## LimitRange in Kubernetes

### Overview

A **LimitRange** in Kubernetes is a namespace-level policy object that defines constraints on the compute resources that individual **Pods** and **Containers** can request and use. It helps ensure that workloads run efficiently and fairly within a shared cluster.

A LimitRange can set:

* Minimum and maximum resource requests and limits
* Default requests and limits if none are specified by the user

While a **ResourceQuota** enforces limits at the **namespace** level (total resource usage), a **LimitRange** enforces rules at the **Pod or Container** level.

---

### Why Use a LimitRange

In a shared cluster, users might:

* Deploy Pods without specifying any resource requests or limits.
* Request excessive resources, leading to inefficient utilization.

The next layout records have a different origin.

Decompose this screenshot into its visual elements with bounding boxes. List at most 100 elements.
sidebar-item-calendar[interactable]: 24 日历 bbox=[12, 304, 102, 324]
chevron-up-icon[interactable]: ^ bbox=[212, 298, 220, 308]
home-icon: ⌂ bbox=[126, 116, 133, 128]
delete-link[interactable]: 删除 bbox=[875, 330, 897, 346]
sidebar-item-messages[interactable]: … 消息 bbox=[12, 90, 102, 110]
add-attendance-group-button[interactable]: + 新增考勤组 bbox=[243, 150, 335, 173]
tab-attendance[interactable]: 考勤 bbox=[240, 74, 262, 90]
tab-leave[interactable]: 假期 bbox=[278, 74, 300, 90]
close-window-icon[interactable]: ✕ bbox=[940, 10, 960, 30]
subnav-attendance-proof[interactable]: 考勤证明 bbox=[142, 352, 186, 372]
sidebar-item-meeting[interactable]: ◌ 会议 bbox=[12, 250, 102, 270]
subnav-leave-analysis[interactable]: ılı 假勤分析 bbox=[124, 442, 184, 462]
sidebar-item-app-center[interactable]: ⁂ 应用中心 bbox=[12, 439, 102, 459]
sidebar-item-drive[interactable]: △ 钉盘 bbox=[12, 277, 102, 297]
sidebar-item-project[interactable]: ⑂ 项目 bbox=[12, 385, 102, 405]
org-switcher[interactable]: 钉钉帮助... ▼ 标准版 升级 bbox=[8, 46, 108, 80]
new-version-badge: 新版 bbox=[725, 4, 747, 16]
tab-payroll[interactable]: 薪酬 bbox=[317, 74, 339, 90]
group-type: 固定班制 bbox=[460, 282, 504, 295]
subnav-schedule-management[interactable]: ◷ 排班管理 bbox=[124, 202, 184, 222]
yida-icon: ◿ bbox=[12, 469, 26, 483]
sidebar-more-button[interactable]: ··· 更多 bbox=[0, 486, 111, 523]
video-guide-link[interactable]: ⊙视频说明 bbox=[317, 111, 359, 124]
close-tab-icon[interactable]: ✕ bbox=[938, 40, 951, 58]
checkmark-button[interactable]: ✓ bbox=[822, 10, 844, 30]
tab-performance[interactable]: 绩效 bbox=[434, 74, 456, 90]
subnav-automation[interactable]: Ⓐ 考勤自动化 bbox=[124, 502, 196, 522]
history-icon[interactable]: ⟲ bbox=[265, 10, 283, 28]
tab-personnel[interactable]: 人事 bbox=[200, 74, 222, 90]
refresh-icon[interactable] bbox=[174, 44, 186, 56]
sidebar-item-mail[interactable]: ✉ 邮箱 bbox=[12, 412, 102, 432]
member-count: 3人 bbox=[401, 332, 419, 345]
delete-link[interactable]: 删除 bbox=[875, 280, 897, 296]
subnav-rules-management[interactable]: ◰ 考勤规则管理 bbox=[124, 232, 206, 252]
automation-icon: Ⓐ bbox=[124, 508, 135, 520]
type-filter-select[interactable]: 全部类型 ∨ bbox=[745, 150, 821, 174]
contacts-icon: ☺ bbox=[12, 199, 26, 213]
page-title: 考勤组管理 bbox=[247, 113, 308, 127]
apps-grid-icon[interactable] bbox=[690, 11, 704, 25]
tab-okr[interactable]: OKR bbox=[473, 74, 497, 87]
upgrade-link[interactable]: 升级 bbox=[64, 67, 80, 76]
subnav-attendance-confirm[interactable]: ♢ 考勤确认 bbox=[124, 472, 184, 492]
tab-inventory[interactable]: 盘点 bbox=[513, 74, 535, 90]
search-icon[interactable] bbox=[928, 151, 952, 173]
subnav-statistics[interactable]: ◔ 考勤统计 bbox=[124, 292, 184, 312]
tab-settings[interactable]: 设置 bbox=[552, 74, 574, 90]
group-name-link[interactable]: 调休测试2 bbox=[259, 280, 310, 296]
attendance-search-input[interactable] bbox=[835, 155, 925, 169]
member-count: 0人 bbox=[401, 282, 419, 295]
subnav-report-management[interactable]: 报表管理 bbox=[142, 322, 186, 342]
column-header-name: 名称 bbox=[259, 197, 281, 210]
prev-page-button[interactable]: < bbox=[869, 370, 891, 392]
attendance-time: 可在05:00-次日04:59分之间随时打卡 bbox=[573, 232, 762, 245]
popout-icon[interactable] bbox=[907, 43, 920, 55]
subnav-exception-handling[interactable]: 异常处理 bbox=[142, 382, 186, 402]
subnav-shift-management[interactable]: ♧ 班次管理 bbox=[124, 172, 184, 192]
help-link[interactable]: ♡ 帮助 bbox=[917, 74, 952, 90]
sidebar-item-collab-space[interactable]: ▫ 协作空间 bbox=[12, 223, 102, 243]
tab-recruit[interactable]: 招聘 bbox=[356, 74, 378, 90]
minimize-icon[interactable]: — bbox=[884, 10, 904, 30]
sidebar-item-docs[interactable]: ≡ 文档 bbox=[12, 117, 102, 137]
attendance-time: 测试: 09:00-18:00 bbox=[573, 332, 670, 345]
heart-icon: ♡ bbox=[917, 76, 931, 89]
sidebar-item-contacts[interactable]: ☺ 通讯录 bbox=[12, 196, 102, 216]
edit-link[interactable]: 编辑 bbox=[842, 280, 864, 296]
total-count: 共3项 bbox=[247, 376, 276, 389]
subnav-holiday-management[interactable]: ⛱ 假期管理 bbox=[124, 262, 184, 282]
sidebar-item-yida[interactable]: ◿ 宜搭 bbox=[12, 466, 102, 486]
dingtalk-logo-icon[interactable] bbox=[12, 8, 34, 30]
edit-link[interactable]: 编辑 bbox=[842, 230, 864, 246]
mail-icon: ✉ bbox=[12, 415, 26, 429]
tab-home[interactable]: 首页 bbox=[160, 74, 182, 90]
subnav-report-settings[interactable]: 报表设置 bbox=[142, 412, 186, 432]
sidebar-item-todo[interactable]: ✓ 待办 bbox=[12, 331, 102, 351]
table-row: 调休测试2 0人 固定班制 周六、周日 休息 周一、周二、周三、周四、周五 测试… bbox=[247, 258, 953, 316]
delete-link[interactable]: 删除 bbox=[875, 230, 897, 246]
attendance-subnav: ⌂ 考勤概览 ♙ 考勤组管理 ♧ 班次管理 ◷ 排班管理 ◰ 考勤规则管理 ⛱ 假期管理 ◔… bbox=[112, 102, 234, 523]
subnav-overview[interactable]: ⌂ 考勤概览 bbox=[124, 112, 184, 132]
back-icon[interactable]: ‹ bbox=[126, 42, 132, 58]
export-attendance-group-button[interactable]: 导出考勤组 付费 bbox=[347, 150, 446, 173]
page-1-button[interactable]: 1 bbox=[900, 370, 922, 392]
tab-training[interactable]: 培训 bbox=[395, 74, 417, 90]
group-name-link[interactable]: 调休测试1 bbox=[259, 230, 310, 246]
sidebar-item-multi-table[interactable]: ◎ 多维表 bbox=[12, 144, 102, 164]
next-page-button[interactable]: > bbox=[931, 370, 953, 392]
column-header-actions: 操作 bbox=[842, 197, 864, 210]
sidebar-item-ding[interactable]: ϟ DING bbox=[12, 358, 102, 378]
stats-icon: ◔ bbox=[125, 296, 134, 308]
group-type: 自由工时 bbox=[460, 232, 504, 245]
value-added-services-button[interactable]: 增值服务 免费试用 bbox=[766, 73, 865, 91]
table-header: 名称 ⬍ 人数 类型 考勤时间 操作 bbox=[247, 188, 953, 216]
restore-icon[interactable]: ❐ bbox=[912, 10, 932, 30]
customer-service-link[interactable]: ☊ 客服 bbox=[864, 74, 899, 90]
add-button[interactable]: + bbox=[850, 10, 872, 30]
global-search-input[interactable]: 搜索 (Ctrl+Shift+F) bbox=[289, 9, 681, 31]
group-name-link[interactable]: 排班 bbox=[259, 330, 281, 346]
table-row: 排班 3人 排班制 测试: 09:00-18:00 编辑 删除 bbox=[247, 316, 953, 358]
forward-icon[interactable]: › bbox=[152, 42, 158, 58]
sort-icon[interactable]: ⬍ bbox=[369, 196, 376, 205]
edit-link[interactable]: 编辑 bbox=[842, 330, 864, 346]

A LimitRange prevents these issues by:

* Automatically applying default resource values when unspecified.
* Enforcing minimum and maximum resource thresholds.
* Ensuring fair distribution of resources among applications.

---

### How It Works

When a Pod or Container is created in a namespace with a LimitRange:

1. The Kubernetes API server checks if resource requests and limits are defined.
2. If they are not provided, the LimitRange applies the configured default values.
3. If provided values fall outside the configured minimum or maximum bounds, the API server rejects the creation request.

---

### Example: LimitRange YAML

```yaml
apiVersion: v1
kind: LimitRange
metadata:
  name: mem-cpu-limits
  namespace: dev-team
spec:
  limits:
  - type: Container
    max:
      cpu: "2"          # Maximum 2 cores per container
      memory: "2Gi"     # Maximum 2Gi memory per container
    min:
      cpu: "200m"       # Minimum 0.2 cores per container
      memory: "256Mi"   # Minimum 256Mi memory per container
    default:
      cpu: "500m"       # Default limit if not specified
      memory: "512Mi"
    defaultRequest:
      cpu: "250m"       # Default request if not specified
      memory: "256Mi"
```

---

### Example Behavior

| Scenario | Request/Limit Defined? | Result                                        |
| -------- | ---------------------- | --------------------------------------------- |
| None     | No                     | Defaults applied (`250m` CPU, `256Mi` Memory) |
| Too High | Yes (e.g., 3 CPU)      | Rejected — exceeds max of 2                   |
| Too Low  | Yes (e.g., 100m CPU)   | Rejected — below min of 200m                  |

---

### Viewing a LimitRange

You can inspect LimitRanges in a namespace using:

```bash
kubectl get limitrange -n dev-team
kubectl describe limitrange mem-cpu-limits -n dev-team
```

---

### LimitRange vs ResourceQuota

| Feature         | LimitRange                       | ResourceQuota                  |
| --------------- | -------------------------------- | ------------------------------ |
| Scope           | Per Container/Pod                | Per Namespace                  |
| Controls        | Min/Max/Default resource values  | Total resource usage           |
| Purpose         | Enforce sane defaults and bounds | Prevent namespace-wide overuse |
| Works best with | ResourceQuota                    | LimitRange                     |

---

### Summary

A **LimitRange** ensures that every Pod or Container in a namespace has appropriate resource requests and limits, preventing resource misuse and ensuring cluster stability. It complements **ResourceQuota** to provide complete resource management across both individual workloads and namespaces.